The Boer Wars of 1880-1 and 1899-1902, were fought between the British and the descendants of the Boers (Dutch settlers in South Africa) decided who would “own” the black man’s land. It took two wars to decide which white overlord would head a government. The Second Boer War ended with promised eventual self-government for the Boers (which never came). The blacks, Zulus and others were in for a century of hell in their own homeland.
This Sunday, September 12, is the anniversary of the murder of Steve Biko in a South Africa prison. He was one of South Africa's most significant political activists and a leading founder of South Africa’s Black Consciousness Movement. The uprisings of 1976 brought about his arrest along with thousands of others. His death in police detention in 1977 led to his being hailed as a martyr of the anti-Apartheid struggle. He was but 30 years old.
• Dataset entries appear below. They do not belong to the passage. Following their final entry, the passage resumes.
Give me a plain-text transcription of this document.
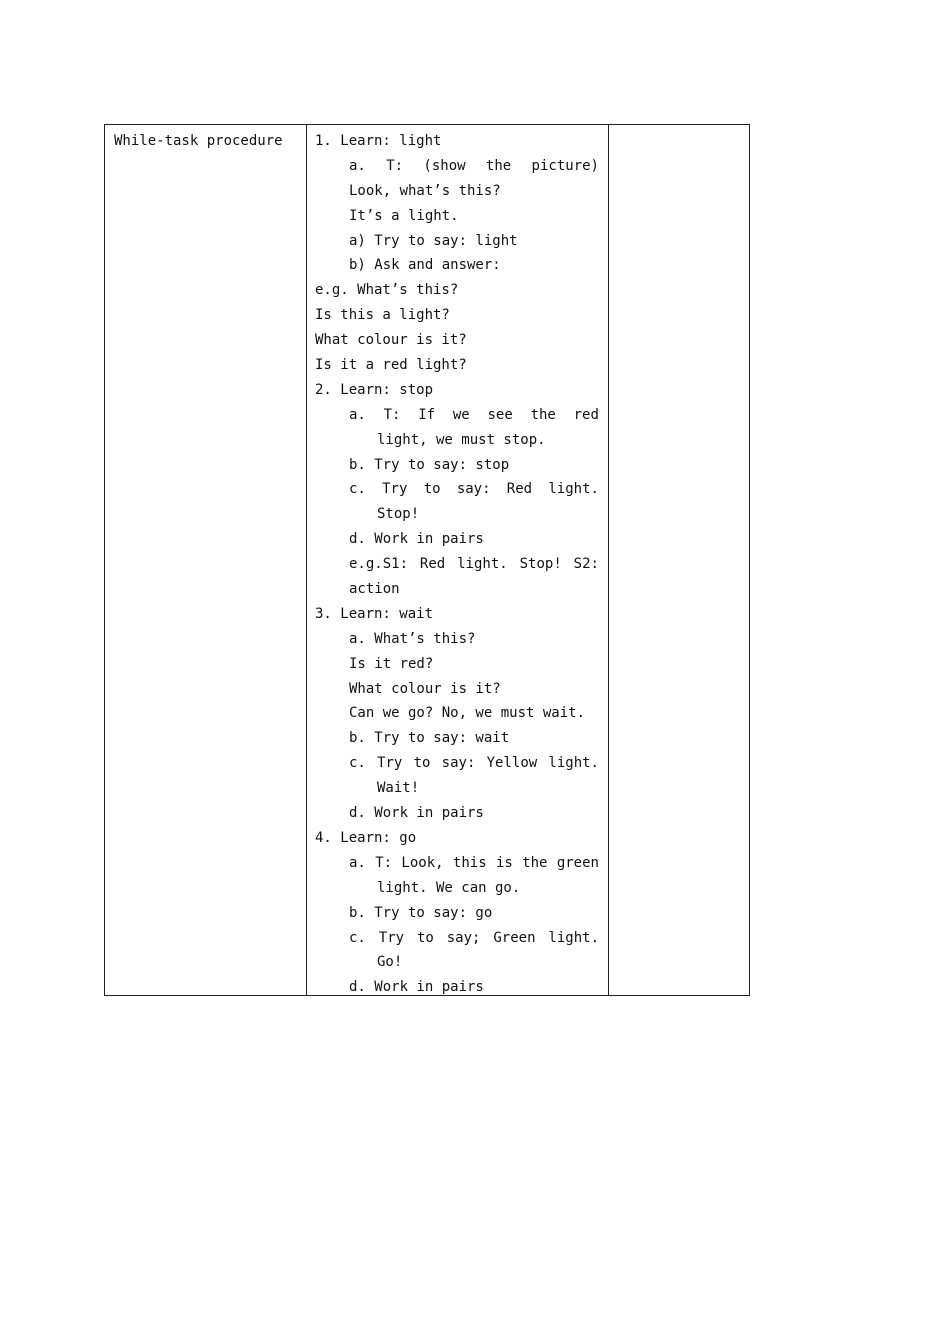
While-task procedure 1. Learn: light
a. T: (show the picture)
Look, what’s this?
It’s a light.
a) Try to say: light
b) Ask and answer:
e.g. What’s this?
Is this a light?
What colour is it?
Is it a red light?
2. Learn: stop
a. T: If we see the red
light, we must stop.
b. Try to say: stop
c. Try to say: Red light.
Stop!
d. Work in pairs
e.g.S1: Red light. Stop! S2:
action
3. Learn: wait
a. What’s this?
Is it red?
What colour is it?
Can we go? No, we must wait.
b. Try to say: wait
c. Try to say: Yellow light.
Wait!
d. Work in pairs
4. Learn: go
a. T: Look, this is the green
light. We can go.
b. Try to say: go
c. Try to say; Green light.
Go!
d. Work in pairs
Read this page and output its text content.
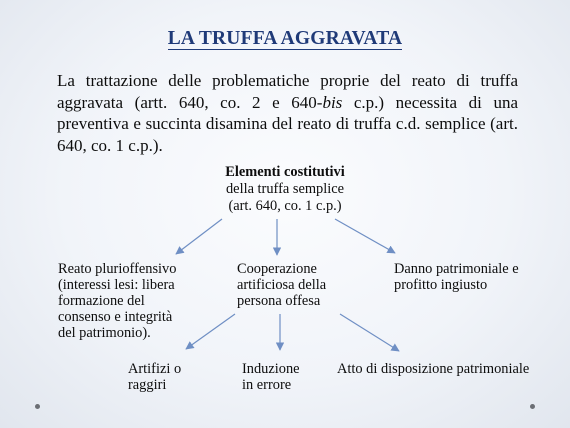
LA TRUFFA AGGRAVATA
La trattazione delle problematiche proprie del reato di truffa aggravata (artt. 640, co. 2 e 640-bis c.p.) necessita di una preventiva e succinta disamina del reato di truffa c.d. semplice (art. 640, co. 1 c.p.).
Elementi costitutivi
della truffa semplice
(art. 640, co. 1 c.p.)
Reato plurioffensivo
(interessi lesi: libera
formazione del
consenso e integrità
del patrimonio).
Cooperazione
artificiosa della
persona offesa
Danno patrimoniale e
profitto ingiusto
Artifizi o
raggiri
Induzione
in errore
Atto di disposizione patrimoniale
His struggle gave hope to the masses who were not just segregated but harassed, beaten and killed at the whim of the white superiors.

In a speech in Cape Town in 1971, Biko said: "The most potent weapon in the hands of the oppressor is the mind of the oppressed."

Since the evil of one race over another seems to be having a revival here and around the world, I thought it time to remind us of a man who rose above the others and proclaimed all men equal.

“Cry Freedom” by South African journalist Donald Woods tells how he is forced to flee the country after attempting to investigate the death in custody of his friend the black activist Steve Biko. Denzel Washington plays Biko and Kevin Kline is Donald Woods. Worth reading and is a well-made film.

Another South African journalist, Alan Paton, wrote “Cry, The Beloved Country” with insight into how difficult life is in Apartheid South Africa. He tells of a South African preacher’s search for his wayward son. The book was made into a move by the same name, starring James Earl Jones and Richard Harris. A moving story.

For inspiration and information, Nelson Mandela’s book “A Long Walk to Freedom” is at the top of the list of books on South Africans.